The Court finds it unnecessary to render a preliminary advisory opinion on the meaning and interpretation to be given the adoption statute. The Court believes it was never intended and the jurisprudence at no time permitted civil rights removal based on the mere possibility that a state court judge would commit error where there is no showing of prejudice or a predisposition to deprive the defendant of a fair trial inherent in the state judicial process, and on that basis this suit must be remanded. All argument on this matter has been put to rest by the decision of the Supreme Court in City of Greenwood v. Peacock, 384 U.S. 808, 86 S. Ct. 1800, 16 L. Ed. 2d 944 (1966). There, Mr. Justice Stewart stated, 384 U.S. at 827-828, 86 S. Ct. at 1812, that:

"It is not enough to support removal under Section 1443(1) to allege or show that the defendant's federal equal civil rights have been illegally and corruptly denied by state administrative officials in advance of trial, that the charges against the defendant are false, or that the defendant is unable to obtain a fair trial in a particular state court. The motives of the officers bringing the charges may be corrupt, but that does not show that the state trial court will find the defendant guilty if he is innocent, or that in any other manner the defendants will be `denied or cannot enforce in the courts' of the State any right under a federal law providing for equal civil rights. The civil rights removal statute does require and does not permit the judges of the federal courts to put their brethren of the state judiciary on trial."

If it is not enough to support removal to show that the defendant is unable to obtain a fair trial before a particular judge, then the mere possibility that a fairminded judge may err, which is, essentially, all that is urged here, cannot begin to support removal.

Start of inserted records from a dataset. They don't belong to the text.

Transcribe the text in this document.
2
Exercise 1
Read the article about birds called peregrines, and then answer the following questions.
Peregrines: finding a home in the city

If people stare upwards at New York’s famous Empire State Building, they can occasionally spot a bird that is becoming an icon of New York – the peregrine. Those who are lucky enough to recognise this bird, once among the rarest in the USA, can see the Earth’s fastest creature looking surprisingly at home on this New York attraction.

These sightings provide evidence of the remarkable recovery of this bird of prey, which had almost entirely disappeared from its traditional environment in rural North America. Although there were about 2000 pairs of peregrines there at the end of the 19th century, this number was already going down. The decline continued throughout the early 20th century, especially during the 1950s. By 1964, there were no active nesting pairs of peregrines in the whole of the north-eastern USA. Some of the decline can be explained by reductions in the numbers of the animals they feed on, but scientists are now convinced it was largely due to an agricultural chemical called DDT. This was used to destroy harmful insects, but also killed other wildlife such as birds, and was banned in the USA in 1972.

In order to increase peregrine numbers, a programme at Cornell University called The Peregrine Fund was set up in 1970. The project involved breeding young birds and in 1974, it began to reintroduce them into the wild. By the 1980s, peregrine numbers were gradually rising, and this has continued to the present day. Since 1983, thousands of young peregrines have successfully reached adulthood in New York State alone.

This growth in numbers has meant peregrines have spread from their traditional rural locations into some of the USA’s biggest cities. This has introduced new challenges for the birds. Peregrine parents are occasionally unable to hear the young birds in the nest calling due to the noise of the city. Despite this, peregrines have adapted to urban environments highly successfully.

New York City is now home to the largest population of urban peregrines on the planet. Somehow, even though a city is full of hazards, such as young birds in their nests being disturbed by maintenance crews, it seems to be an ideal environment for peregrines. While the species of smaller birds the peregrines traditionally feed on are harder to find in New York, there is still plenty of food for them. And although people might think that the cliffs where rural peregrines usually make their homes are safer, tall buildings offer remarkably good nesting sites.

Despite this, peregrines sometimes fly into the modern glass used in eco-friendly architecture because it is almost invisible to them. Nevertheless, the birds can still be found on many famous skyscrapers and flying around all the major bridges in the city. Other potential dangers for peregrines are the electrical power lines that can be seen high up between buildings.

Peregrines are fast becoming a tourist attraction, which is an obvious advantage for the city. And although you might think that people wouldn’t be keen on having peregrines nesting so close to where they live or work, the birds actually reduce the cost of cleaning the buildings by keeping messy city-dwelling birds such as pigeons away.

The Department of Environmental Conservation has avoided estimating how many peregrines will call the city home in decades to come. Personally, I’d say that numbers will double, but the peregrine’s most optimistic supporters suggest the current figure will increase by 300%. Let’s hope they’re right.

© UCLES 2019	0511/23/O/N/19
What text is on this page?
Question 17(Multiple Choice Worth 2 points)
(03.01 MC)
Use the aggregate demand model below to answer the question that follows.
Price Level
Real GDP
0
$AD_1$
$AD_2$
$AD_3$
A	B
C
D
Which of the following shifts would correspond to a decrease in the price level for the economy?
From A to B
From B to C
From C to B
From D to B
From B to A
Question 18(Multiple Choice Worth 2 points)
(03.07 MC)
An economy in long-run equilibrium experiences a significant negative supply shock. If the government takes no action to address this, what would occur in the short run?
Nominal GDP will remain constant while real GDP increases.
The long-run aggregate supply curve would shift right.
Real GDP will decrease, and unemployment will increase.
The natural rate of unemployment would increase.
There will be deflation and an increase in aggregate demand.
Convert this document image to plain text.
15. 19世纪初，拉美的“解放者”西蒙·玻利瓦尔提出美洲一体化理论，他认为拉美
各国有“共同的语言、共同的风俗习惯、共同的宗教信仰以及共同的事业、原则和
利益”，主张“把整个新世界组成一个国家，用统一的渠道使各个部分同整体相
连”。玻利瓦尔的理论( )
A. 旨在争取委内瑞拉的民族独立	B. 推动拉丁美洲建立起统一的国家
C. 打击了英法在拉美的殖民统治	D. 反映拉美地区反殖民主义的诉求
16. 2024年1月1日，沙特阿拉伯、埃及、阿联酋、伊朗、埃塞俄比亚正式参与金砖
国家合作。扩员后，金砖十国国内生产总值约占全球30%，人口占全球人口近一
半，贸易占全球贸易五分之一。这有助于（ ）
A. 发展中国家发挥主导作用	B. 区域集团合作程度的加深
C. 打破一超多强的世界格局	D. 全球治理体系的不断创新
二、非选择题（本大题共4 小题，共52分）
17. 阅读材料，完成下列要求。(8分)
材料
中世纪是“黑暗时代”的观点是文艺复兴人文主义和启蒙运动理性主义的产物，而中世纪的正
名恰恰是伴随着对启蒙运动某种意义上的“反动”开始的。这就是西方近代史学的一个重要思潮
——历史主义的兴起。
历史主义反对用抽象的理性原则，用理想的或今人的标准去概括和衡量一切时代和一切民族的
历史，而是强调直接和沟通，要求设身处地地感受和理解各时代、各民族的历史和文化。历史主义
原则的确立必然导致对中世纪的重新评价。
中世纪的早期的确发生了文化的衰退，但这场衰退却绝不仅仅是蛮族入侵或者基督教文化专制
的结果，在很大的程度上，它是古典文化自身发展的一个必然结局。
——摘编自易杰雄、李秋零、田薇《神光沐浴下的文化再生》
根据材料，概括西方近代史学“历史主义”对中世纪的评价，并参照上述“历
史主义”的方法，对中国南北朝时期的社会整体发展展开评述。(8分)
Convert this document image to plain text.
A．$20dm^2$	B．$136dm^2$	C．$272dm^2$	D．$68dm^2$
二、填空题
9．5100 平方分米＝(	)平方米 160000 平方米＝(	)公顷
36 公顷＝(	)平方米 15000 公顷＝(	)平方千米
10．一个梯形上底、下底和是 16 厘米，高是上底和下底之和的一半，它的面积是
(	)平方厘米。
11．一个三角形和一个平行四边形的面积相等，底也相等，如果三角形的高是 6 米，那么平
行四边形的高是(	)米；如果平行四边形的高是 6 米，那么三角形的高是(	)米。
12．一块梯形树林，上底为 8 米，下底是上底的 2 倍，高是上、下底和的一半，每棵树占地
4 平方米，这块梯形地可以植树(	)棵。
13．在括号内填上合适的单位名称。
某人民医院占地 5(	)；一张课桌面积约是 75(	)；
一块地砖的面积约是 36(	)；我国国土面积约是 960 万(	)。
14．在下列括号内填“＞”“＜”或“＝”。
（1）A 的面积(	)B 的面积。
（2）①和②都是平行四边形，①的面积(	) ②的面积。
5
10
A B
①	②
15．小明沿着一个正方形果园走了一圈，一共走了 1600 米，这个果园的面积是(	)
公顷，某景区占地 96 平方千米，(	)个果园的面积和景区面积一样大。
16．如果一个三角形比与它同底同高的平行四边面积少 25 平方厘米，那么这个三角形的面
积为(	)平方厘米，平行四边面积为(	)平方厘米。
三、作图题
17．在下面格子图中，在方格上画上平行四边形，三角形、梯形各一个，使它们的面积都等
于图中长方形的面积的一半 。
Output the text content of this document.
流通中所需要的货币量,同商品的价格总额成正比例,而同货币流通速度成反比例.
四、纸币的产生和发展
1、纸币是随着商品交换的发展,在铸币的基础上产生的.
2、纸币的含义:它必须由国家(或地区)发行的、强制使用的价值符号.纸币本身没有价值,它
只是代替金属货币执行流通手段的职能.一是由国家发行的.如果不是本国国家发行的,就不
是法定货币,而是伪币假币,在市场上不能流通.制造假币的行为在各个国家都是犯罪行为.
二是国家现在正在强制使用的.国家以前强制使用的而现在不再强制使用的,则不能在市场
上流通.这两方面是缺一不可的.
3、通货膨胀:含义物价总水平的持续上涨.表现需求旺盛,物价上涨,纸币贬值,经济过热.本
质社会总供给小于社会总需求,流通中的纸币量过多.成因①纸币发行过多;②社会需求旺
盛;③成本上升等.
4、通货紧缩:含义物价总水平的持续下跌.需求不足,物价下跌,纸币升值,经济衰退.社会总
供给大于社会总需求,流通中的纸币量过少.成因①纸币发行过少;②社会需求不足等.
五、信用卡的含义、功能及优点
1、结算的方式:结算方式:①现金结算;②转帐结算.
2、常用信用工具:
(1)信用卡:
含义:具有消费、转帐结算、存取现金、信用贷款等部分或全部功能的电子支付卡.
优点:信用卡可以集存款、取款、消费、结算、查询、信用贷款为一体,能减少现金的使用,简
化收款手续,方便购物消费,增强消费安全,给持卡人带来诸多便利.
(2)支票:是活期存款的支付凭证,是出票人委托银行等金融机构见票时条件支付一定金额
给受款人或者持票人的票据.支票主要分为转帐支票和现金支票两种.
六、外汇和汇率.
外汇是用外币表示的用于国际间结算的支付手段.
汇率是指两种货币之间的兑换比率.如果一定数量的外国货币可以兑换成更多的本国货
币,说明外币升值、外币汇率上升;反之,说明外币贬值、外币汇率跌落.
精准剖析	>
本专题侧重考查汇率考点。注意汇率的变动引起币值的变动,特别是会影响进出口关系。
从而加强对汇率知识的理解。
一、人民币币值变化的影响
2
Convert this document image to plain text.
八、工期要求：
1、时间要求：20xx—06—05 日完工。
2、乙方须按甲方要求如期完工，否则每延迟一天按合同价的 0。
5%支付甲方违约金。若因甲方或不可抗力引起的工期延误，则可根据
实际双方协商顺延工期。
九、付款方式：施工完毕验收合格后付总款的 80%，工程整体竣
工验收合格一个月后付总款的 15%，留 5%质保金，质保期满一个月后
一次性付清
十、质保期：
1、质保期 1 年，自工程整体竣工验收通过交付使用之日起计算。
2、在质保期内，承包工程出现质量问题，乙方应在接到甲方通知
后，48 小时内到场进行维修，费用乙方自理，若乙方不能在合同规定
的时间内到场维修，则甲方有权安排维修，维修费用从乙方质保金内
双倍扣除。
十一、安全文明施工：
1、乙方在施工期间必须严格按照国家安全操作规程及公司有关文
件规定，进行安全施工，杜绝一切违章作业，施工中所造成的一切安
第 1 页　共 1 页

Even the dissenting opinion in Peacock does not help Mr. Thomas. Under that opinion, which distinguishes between one who "is denied" rights in the state court and one who "cannot enforce" those rights in the state court, in order to determine whether a person "cannot enforce" his federal rights, there must be a prediction of the future performance of the state courts, 384 U.S. at 848, 86 S. Ct. 1800. The present suit would have to qualify, if at all, under the "cannot enforce" phrase. But even the dissenters say, 384 U.S. at 851, 86 S. Ct. at 1825, that such a removal would be the unusual case:

"The courts of the States generally try conscientiously to apply the law of the land. To be sure, state court judges have on occasion taken a different view of the law than that which this Court ultimately announced. But these honest differences of opinion are not the sort of recalcitrance which the `cannot enforce' clause contemplates. What Congress feared was the exceptional situation. It realized that considerable damage could be done by even a single court which harbored *486 such hostility toward federally protected civil rights as to render it unable to meet its responsibilities. The `cannot enforce' clause is directed to that rare case."

In the present case there is not involved any hostility to federally protected rights or any recalcitrance in enforcing them, but merely a possibility that a conscientious judge might make an error. Thus, either under the view of the majority or the view of the dissenters in Peacock, the grounds alleged for the removal of this case are not comprehended within the meaning of § 1443.

The motion to remand is hereby granted.


[1] § 422.1 Adoptions by step-parent, grandparent; consent

"If the spouse of the petitioner is the legitimate parent of the child * * * then the consent of the other legitimate parent is not necessary if the first and second or the first and third conditions exist:

"(1) The spouse of the petitioner * * * [has] been granted custody of the child by a court of competent jurisdiction and

"(2) The other legitimate parent has refused or failed to comply with a court order of support for a period of one year or

"(3) The other legitimate parent is a nonresident of this state and has failed to support the child for a period of one year after judgment awarding custody to the mother or father * * *."